Why militancy is a challenge in Balochistan
The militants' strategy makes their activity in Balochistan especially problematic.
"Militants are using populated areas as their cover, and in the past few weeks we have foiled a number of terrorists' plots," Maqbool said. "Banned organisations are spreading terror in Quetta, Khuzdar, Bolan, Mashkay, Turbat and Makran by carrying out bombings, kidnappings for ransom, target killings and other anti-state activities. The on-going operation aims to end violence and the militants' anti-peace campaign in the region."
"Balochistan has multi-dimensional problems that have been created by unrest in the political situation, targeted killings, sectarianism and extremism," senior defence analyst Lt. Gen. (ret.) Talat Masood told Central Asia Online. "It is important that all groups including extremists come to the negotiating table."
"Our problems are political and economic," he said. "Both are related to each other; therefore, it is clear enough that the on-going war we are facing in Balochistan and the rest of the country is not ours. It was imposed on Pakistan. The whole nation will have to come together to get rid of this war."

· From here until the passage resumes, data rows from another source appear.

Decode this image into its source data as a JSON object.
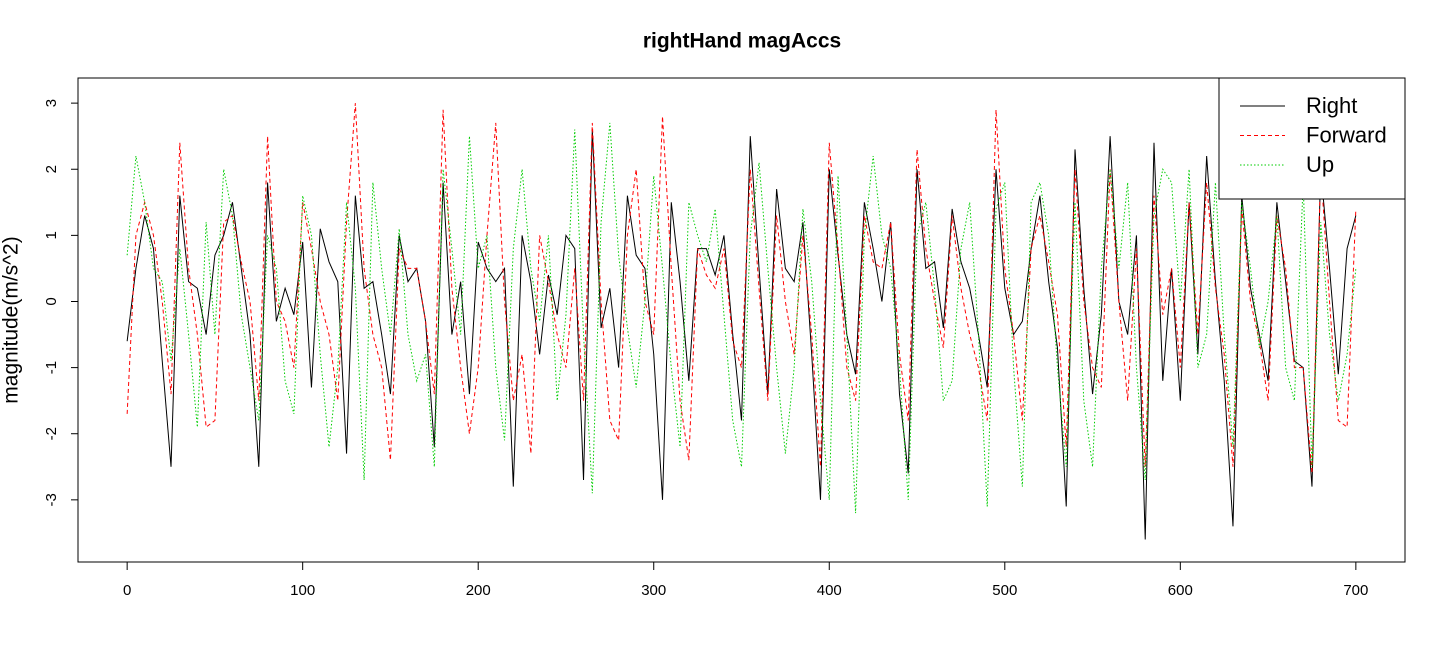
{
  "chart_data": {
    "type": "line",
    "title": "rightHand magAccs",
    "y_label": "magnitude(m/s^2)",
    "xlim": [
      -28,
      728
    ],
    "ylim": [
      -3.94,
      3.38
    ],
    "xticks": [
      0,
      100,
      200,
      300,
      400,
      500,
      600,
      700
    ],
    "yticks": [
      -3,
      -2,
      -1,
      0,
      1,
      2,
      3
    ],
    "legend_position": "topright",
    "x": [
      0,
      5,
      10,
      15,
      20,
      25,
      30,
      35,
      40,
      45,
      50,
      55,
      60,
      65,
      70,
      75,
      80,
      85,
      90,
      95,
      100,
      105,
      110,
      115,
      120,
      125,
      130,
      135,
      140,
      145,
      150,
      155,
      160,
      165,
      170,
      175,
      180,
      185,
      190,
      195,
      200,
      205,
      210,
      215,
      220,
      225,
      230,
      235,
      240,
      245,
      250,
      255,
      260,
      265,
      270,
      275,
      280,
      285,
      290,
      295,
      300,
      305,
      310,
      315,
      320,
      325,
      330,
      335,
      340,
      345,
      350,
      355,
      360,
      365,
      370,
      375,
      380,
      385,
      390,
      395,
      400,
      405,
      410,
      415,
      420,
      425,
      430,
      435,
      440,
      445,
      450,
      455,
      460,
      465,
      470,
      475,
      480,
      485,
      490,
      495,
      500,
      505,
      510,
      515,
      520,
      525,
      530,
      535,
      540,
      545,
      550,
      555,
      560,
      565,
      570,
      575,
      580,
      585,
      590,
      595,
      600,
      605,
      610,
      615,
      620,
      625,
      630,
      635,
      640,
      645,
      650,
      655,
      660,
      665,
      670,
      675,
      680,
      685,
      690,
      695,
      700
    ],
    "series": [
      {
        "name": "Right",
        "color": "#000000",
        "linestyle": "solid",
        "values": [
          -0.6,
          0.5,
          1.3,
          0.8,
          -0.9,
          -2.5,
          1.6,
          0.3,
          0.2,
          -0.5,
          0.7,
          1.0,
          1.5,
          0.5,
          -0.5,
          -2.5,
          1.8,
          -0.3,
          0.2,
          -0.2,
          0.9,
          -1.3,
          1.1,
          0.6,
          0.3,
          -2.3,
          1.6,
          0.2,
          0.3,
          -0.5,
          -1.4,
          1.0,
          0.3,
          0.5,
          -0.3,
          -2.2,
          1.8,
          -0.5,
          0.3,
          -1.4,
          0.9,
          0.5,
          0.3,
          0.5,
          -2.8,
          1.0,
          0.3,
          -0.8,
          0.4,
          -0.2,
          1.0,
          0.8,
          -2.7,
          2.6,
          -0.4,
          0.2,
          -1.0,
          1.6,
          0.7,
          0.5,
          -0.8,
          -3.0,
          1.5,
          0.3,
          -1.2,
          0.8,
          0.8,
          0.4,
          1.0,
          -0.5,
          -1.8,
          2.5,
          0.5,
          -1.4,
          1.7,
          0.5,
          0.3,
          1.2,
          -0.8,
          -3.0,
          2.0,
          0.7,
          -0.5,
          -1.1,
          1.5,
          0.8,
          0.0,
          1.2,
          -1.4,
          -2.6,
          2.0,
          0.5,
          0.6,
          -0.4,
          1.4,
          0.6,
          0.2,
          -0.5,
          -1.3,
          2.0,
          0.2,
          -0.5,
          -0.3,
          0.8,
          1.6,
          0.3,
          -0.7,
          -3.1,
          2.3,
          0.2,
          -1.4,
          -0.2,
          2.5,
          0.0,
          -0.5,
          1.0,
          -3.6,
          2.4,
          -1.2,
          0.5,
          -1.5,
          1.5,
          -0.8,
          2.2,
          0.3,
          -1.2,
          -3.4,
          1.6,
          0.2,
          -0.5,
          -1.2,
          1.5,
          0.3,
          -0.9,
          -1.0,
          -2.8,
          2.0,
          0.5,
          -1.1,
          0.8,
          1.3
        ]
      },
      {
        "name": "Forward",
        "color": "#ff0000",
        "linestyle": "dashed",
        "values": [
          -1.7,
          1.0,
          1.5,
          1.0,
          0.0,
          -1.4,
          2.4,
          0.5,
          -0.5,
          -1.9,
          -1.8,
          1.2,
          1.3,
          0.6,
          0.0,
          -1.5,
          2.5,
          0.0,
          -0.3,
          -1.0,
          1.5,
          0.8,
          0.0,
          -0.5,
          -1.5,
          1.2,
          3.0,
          0.5,
          -0.5,
          -1.0,
          -2.4,
          0.8,
          0.5,
          0.5,
          -0.3,
          -1.4,
          2.9,
          0.2,
          -1.0,
          -2.0,
          -1.0,
          1.0,
          2.7,
          0.0,
          -1.5,
          -0.8,
          -2.3,
          1.0,
          0.3,
          -0.5,
          -1.0,
          0.5,
          -1.5,
          2.7,
          0.0,
          -1.8,
          -2.1,
          1.0,
          2.0,
          0.0,
          -0.5,
          2.8,
          0.5,
          -1.5,
          -2.4,
          0.8,
          0.4,
          0.2,
          0.8,
          -0.6,
          -1.0,
          2.0,
          0.2,
          -1.5,
          1.3,
          0.0,
          -0.8,
          1.0,
          -0.5,
          -2.5,
          2.4,
          0.8,
          -1.0,
          -1.5,
          1.3,
          0.6,
          0.5,
          1.2,
          -0.8,
          -1.8,
          2.3,
          0.8,
          0.0,
          -0.7,
          1.3,
          0.2,
          -0.5,
          -1.0,
          -1.8,
          2.9,
          0.5,
          -0.5,
          -1.8,
          0.8,
          1.3,
          0.6,
          -0.2,
          -2.2,
          2.0,
          0.0,
          -1.0,
          -1.3,
          2.0,
          0.0,
          -1.5,
          0.8,
          -2.5,
          1.6,
          -0.2,
          0.5,
          -1.0,
          1.5,
          -0.5,
          1.8,
          0.2,
          -0.8,
          -2.5,
          1.4,
          0.0,
          -0.6,
          -1.5,
          1.3,
          0.5,
          -1.0,
          -1.0,
          -2.6,
          2.0,
          0.0,
          -1.8,
          -1.9,
          1.4
        ]
      },
      {
        "name": "Up",
        "color": "#00cd00",
        "linestyle": "dotted",
        "values": [
          0.7,
          2.2,
          1.5,
          0.5,
          0.3,
          -0.9,
          0.8,
          -0.5,
          -1.9,
          1.2,
          -0.5,
          2.0,
          1.3,
          -0.2,
          -1.0,
          -1.8,
          1.0,
          0.5,
          -1.2,
          -1.7,
          1.6,
          1.0,
          -0.8,
          -2.2,
          -1.0,
          1.5,
          0.2,
          -2.7,
          1.8,
          0.5,
          -0.5,
          1.1,
          -0.5,
          -1.2,
          -0.8,
          -2.5,
          2.0,
          0.8,
          -0.5,
          2.5,
          0.5,
          1.0,
          -1.0,
          -2.1,
          0.8,
          2.0,
          0.5,
          -0.3,
          1.0,
          -1.5,
          -0.2,
          2.6,
          -0.5,
          -2.9,
          1.2,
          2.7,
          0.7,
          -0.4,
          -1.3,
          0.0,
          1.9,
          0.5,
          -1.0,
          -2.2,
          1.5,
          1.0,
          0.6,
          1.4,
          -0.2,
          -1.8,
          -2.5,
          1.0,
          2.1,
          0.5,
          -1.0,
          -2.3,
          -1.0,
          1.4,
          0.3,
          -1.5,
          -3.0,
          1.9,
          -0.5,
          -3.2,
          1.0,
          2.2,
          1.0,
          0.5,
          -1.0,
          -3.0,
          1.0,
          1.5,
          0.2,
          -1.5,
          -1.2,
          0.8,
          1.5,
          -0.5,
          -3.1,
          1.4,
          1.8,
          -1.0,
          -2.8,
          1.5,
          1.8,
          1.0,
          -1.0,
          -2.5,
          1.5,
          -1.5,
          -2.5,
          0.5,
          2.0,
          0.5,
          1.8,
          -1.0,
          -2.7,
          1.3,
          2.0,
          1.8,
          0.0,
          2.0,
          -1.0,
          -0.5,
          1.8,
          -0.5,
          -2.2,
          1.5,
          0.5,
          -0.7,
          0.0,
          1.3,
          -1.0,
          -1.5,
          1.8,
          -2.5,
          1.2,
          -0.5,
          -1.5,
          -0.8,
          0.5
        ]
      }
    ]
  }
}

As a response, Masood suggested that the federal government "promptly finalise its draft of the Anti-Terrorism Policy, because it is still facing uncertainty in terms of dealing with militants."

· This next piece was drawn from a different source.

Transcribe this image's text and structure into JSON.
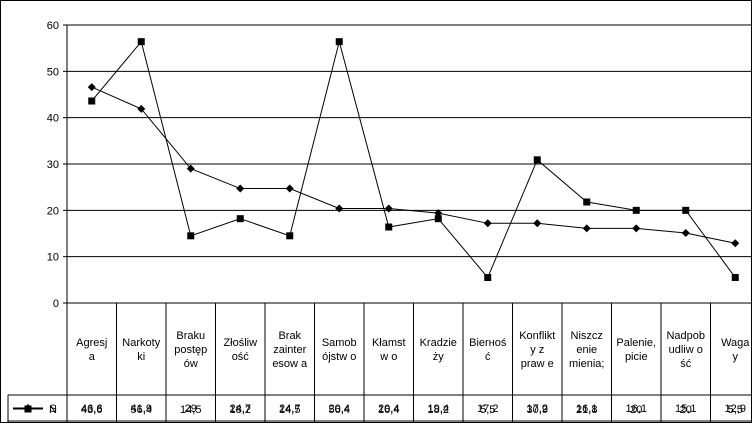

Baloch businesses welcome purge of militancy
Entrepreneurs expressed gratitude for the on-going effort.
"We are satisfied that the government is now taking serious measures for peace and harmony," Naseebullah Khan, leader of Traders Alliance Balochistan, told Central Asia Online. "The disturbed law-and-order situation has badly disrupted business in Quetta and the rest of the province. Bombings and targeted killings have caused heavy damages to our community, and no one is feeling himself secure."
He and others said the people want peace and stability and called for an eradication of terrorism.

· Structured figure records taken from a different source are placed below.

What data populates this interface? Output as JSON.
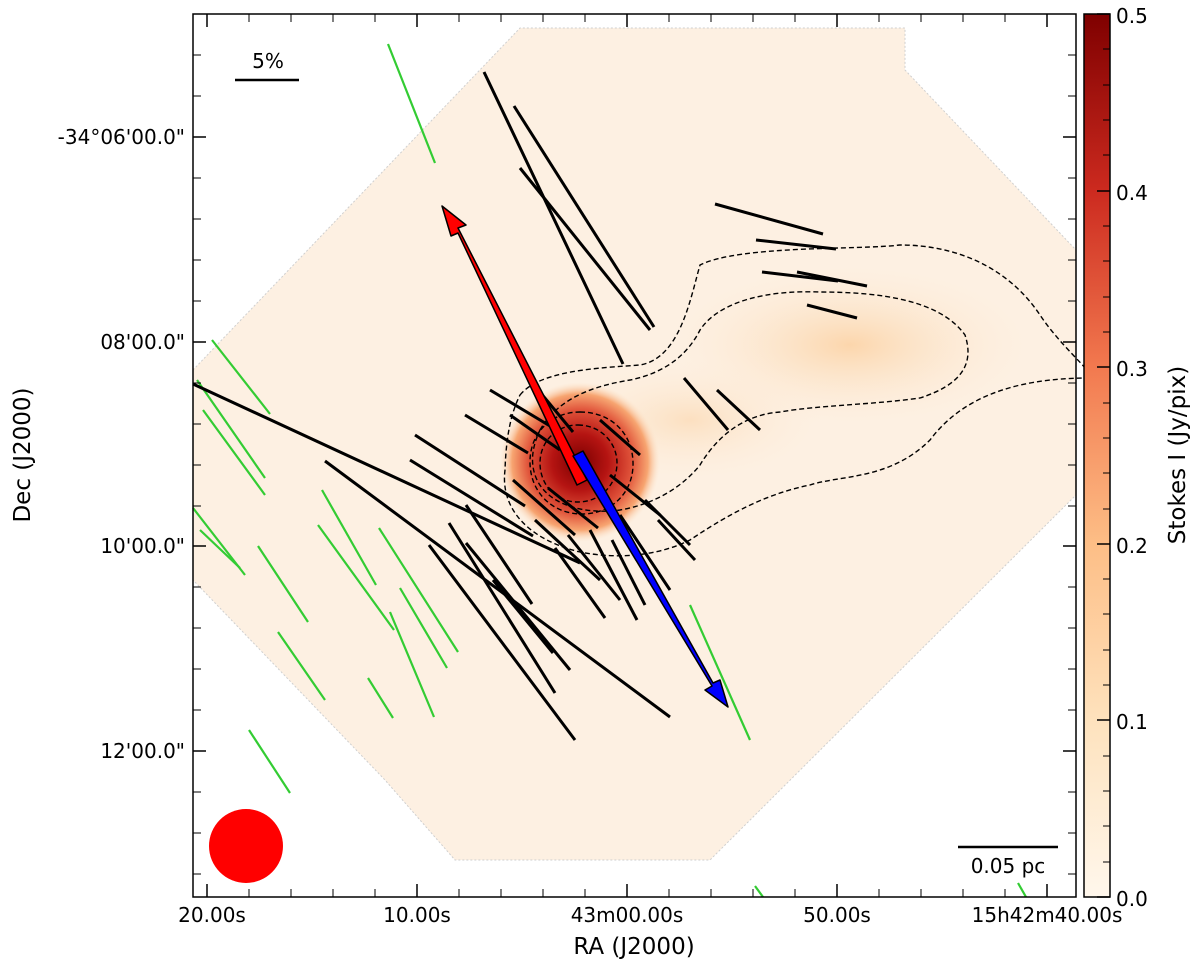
{
  "chart_data": {
    "type": "heatmap",
    "title": "",
    "xlabel": "RA (J2000)",
    "ylabel": "Dec (J2000)",
    "x_ticks": [
      "20.00s",
      "10.00s",
      "43m00.00s",
      "50.00s",
      "15h42m40.00s"
    ],
    "y_ticks": [
      "-34°06'00.0\"",
      "08'00.0\"",
      "10'00.0\"",
      "12'00.0\""
    ],
    "colorbar": {
      "label": "Stokes I (Jy/pix)",
      "ticks": [
        "0.0",
        "0.1",
        "0.2",
        "0.3",
        "0.4",
        "0.5"
      ],
      "range": [
        0.0,
        0.5
      ],
      "colormap": "OrRd"
    },
    "peak": {
      "ra": "15h43m02s",
      "dec": "-34°09'00\"",
      "value": 0.5
    },
    "contours": {
      "style": "dashed",
      "color": "#000000",
      "count": 3
    },
    "vectors": {
      "black": {
        "description": "dust polarization",
        "color": "#000000",
        "count": 50
      },
      "green": {
        "description": "polarization",
        "color": "#33cc33",
        "count": 22
      }
    },
    "outflow_arrows": [
      {
        "lobe": "red",
        "color": "#ff0000",
        "direction": "north-east"
      },
      {
        "lobe": "blue",
        "color": "#0000ff",
        "direction": "south-west"
      }
    ],
    "beam_color": "#ff0000",
    "scale_vector_label": "5%",
    "scale_bar_label": "0.05 pc",
    "grid": false,
    "legend": "none"
  }
}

"Peace is the primary demand," Muhammad Asad, owner of a trucking company that carries cargo between Quetta and Karachi, told Central Asia Online.
"Road transport in Balochistan – mainly in restive areas – is very insecure because of rebels' attacks," he said. "The government should deal with militants with an iron fist."
Militants under pressure
Authorities vow to keep up the pressure on the militants.
"Our government wants to settle all problems politically and has opened the doors for negotiations with the militants," Balochistan Chief Minister Dr. Abdul Malik Baloch said while addressing the Provincial Assembly last week.
"There is no denying that a great majority of the people of Balochistan are patriotic Pakistanis," he said, "and they cannot be estranged from the central decision-making process."
Federal Interior Minister Chaudhry Nisar Ali Khan, while acknowledging the intention to engage the militants in a peace dialogue, said that the "government will not compromise on its writ and peace."
"The angry Baloch leaders may have their grievances," he said but added that it would be erroneous to say that a situation of "anarchic disorder" would prevail in Balochistan. The government will continue to support law enforcement efforts, he said.
Nisar detailed some of the approaches being taken to wage the war against the militancy.
"The army will provide 5,000 SMGs [sub-machine guns] and special counter-terrorism training to the Balochistan Police, which will greatly enhance their progress," he said.
Pakistan is also working on the Anti-Terrorism Policy that Masood cited, Nisar said.